Esa visita, que fue peculiar y que es, en mi memoria, quizá lo más duradero de mi vida como visitante, fue un atrevimiento del muchacho que yo era, porque no sabía él nada del entrometido y yo no sabía tanto del visitado. Sí concurría un hecho raro, que venía de mi trabajo de joven periodista en EL DÍA de Tenerife, donde sigo. En ese diario me dio por publicar artículos en los que reinventaba el estilo de algunos de los grandes de entonces, los que venían con la huella del 'boom' abriéndose paso. Ni idea tengo de cómo imité a García Márquez, pero lo cierto es que a él, a Carlos Fuentes o a Mario Vargas Llosa los saqué a pasear, diciendo naturalmente que lo que yo hacía era un pastiche en forma de atrevimiento.
Fui a ver a Gabriel García Márquez, pues, como un entrometido que lo contaría después, cuando al autor de 'El coronel no tiene quien le escriba' le viniera la fama que aun no le había llegado del todo. Se trataba de tocar en la puerta. Adentro sabrían quién era esta vez el visitante.
Esas cosas sucedieron con rapidez singular, pues nada más dar en el timbre sonó en la puerta, en la casa y en la calle, un estruendo que contenía ruido y risas a la vez. Gabo se había hecho instalar, junto con el timbre, una especie de chivato de risa que se animaba a la vez como un tambor de feria y como una carcajada.

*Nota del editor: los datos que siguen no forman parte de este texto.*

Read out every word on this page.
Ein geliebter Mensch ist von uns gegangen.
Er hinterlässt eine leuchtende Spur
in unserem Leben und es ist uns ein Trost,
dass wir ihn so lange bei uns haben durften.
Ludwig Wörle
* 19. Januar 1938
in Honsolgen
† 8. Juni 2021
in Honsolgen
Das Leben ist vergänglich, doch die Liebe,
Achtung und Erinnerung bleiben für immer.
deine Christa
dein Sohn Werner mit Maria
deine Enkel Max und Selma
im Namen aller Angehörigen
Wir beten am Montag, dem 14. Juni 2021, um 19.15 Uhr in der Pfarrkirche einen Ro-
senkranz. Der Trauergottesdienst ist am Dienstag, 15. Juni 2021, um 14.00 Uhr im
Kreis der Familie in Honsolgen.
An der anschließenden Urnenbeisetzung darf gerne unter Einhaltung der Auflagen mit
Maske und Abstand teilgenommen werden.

Esa carcajada, me dijo después Gabo, hacía innecesarias las presentaciones, le quitaban solemnidad al que viniera y haría que el famoso al que se iba a incordiar se relajara del todo, hasta ponerse a jugar con los hijos del anfitrión, en ese momento muchachos casi iguales en edad y en falta de fundamento. El padre jugaba con ellos, por cierto, con los pies descalzos, igual que los muchachos, que creían que los visitantes también eran juguetes.

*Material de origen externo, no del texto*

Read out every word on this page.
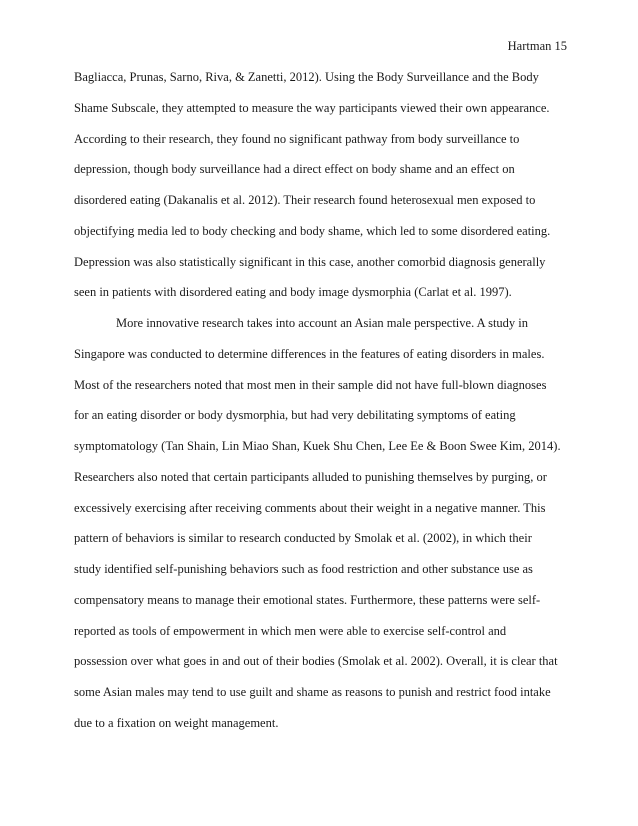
Hartman 15
Bagliacca, Prunas, Sarno, Riva, & Zanetti, 2012). Using the Body Surveillance and the Body
Shame Subscale, they attempted to measure the way participants viewed their own appearance.
According to their research, they found no significant pathway from body surveillance to
depression, though body surveillance had a direct effect on body shame and an effect on
disordered eating (Dakanalis et al. 2012). Their research found heterosexual men exposed to
objectifying media led to body checking and body shame, which led to some disordered eating.
Depression was also statistically significant in this case, another comorbid diagnosis generally
seen in patients with disordered eating and body image dysmorphia (Carlat et al. 1997).
More innovative research takes into account an Asian male perspective. A study in
Singapore was conducted to determine differences in the features of eating disorders in males.
Most of the researchers noted that most men in their sample did not have full-blown diagnoses
for an eating disorder or body dysmorphia, but had very debilitating symptoms of eating
symptomatology (Tan Shain, Lin Miao Shan, Kuek Shu Chen, Lee Ee & Boon Swee Kim, 2014).
Researchers also noted that certain participants alluded to punishing themselves by purging, or
excessively exercising after receiving comments about their weight in a negative manner. This
pattern of behaviors is similar to research conducted by Smolak et al. (2002), in which their
study identified self-punishing behaviors such as food restriction and other substance use as
compensatory means to manage their emotional states. Furthermore, these patterns were self-
reported as tools of empowerment in which men were able to exercise self-control and
possession over what goes in and out of their bodies (Smolak et al. 2002). Overall, it is clear that
some Asian males may tend to use guilt and shame as reasons to punish and restrict food intake
due to a fixation on weight management.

Algún tiempo después de esa visita y sus contornos, la fama creciente de Gabo y su gran repercusión como periodista que aún no había escrito 'Cien años de soledad', me sirvieron para hacer que Pablo Neruda, amigo del colombiano, se bajara en Tenerife del barco, el Christóforo Colombo, que lo llevaba con su mujer, Matilde Urrutia, al litigio electoral que ganó Salvador Allende un tiempo después. Neruda, en efecto, estaba allí, ante un grupo de periodistas, y abajo, en el bar del muelle, le esperaban amigos del poeta que se habían carteado con él cuando aun España era un país libre y con República.
Neruda me dijo que no bajaría porque, eso afirmó, Franco mandaba en España y esta escala era española. Todo era verdad, eso le dije, pero lo cierto también es que, seguí diciéndole, “usted ya se bajó en Barcelona, y aquello es España, ya lo sabe”. Entonces Matilde lo miró y le señaló que aquel joven tenía razón: hay que bajar en este muelle.
Rieron, hablaron, rememoraron. Nunca vi a aquella gente isleña (entre los que estaba Domingo Pérez Minik, precisamente) tan feliz como esa noche. Les hacía reír Neruda, sobre todo; nosotros habíamos leído entonces 'Veinte poemas de amor y una canción desesperada'. Íbamos al monte a recitarla a los amores de aquellos años, cuando la poesía era un arma cargada de futuro.
Nosotros seguimos esperando los libros del 'boom'. Y ahí vino, como por el aire, 'Cien años de soledad'. Desde entonces, Gabo fue universal, y también seguía siendo, en mi memoria, el padre que hacía reír a los hijos convirtiendo en carcajadas la timidez de los visitantes.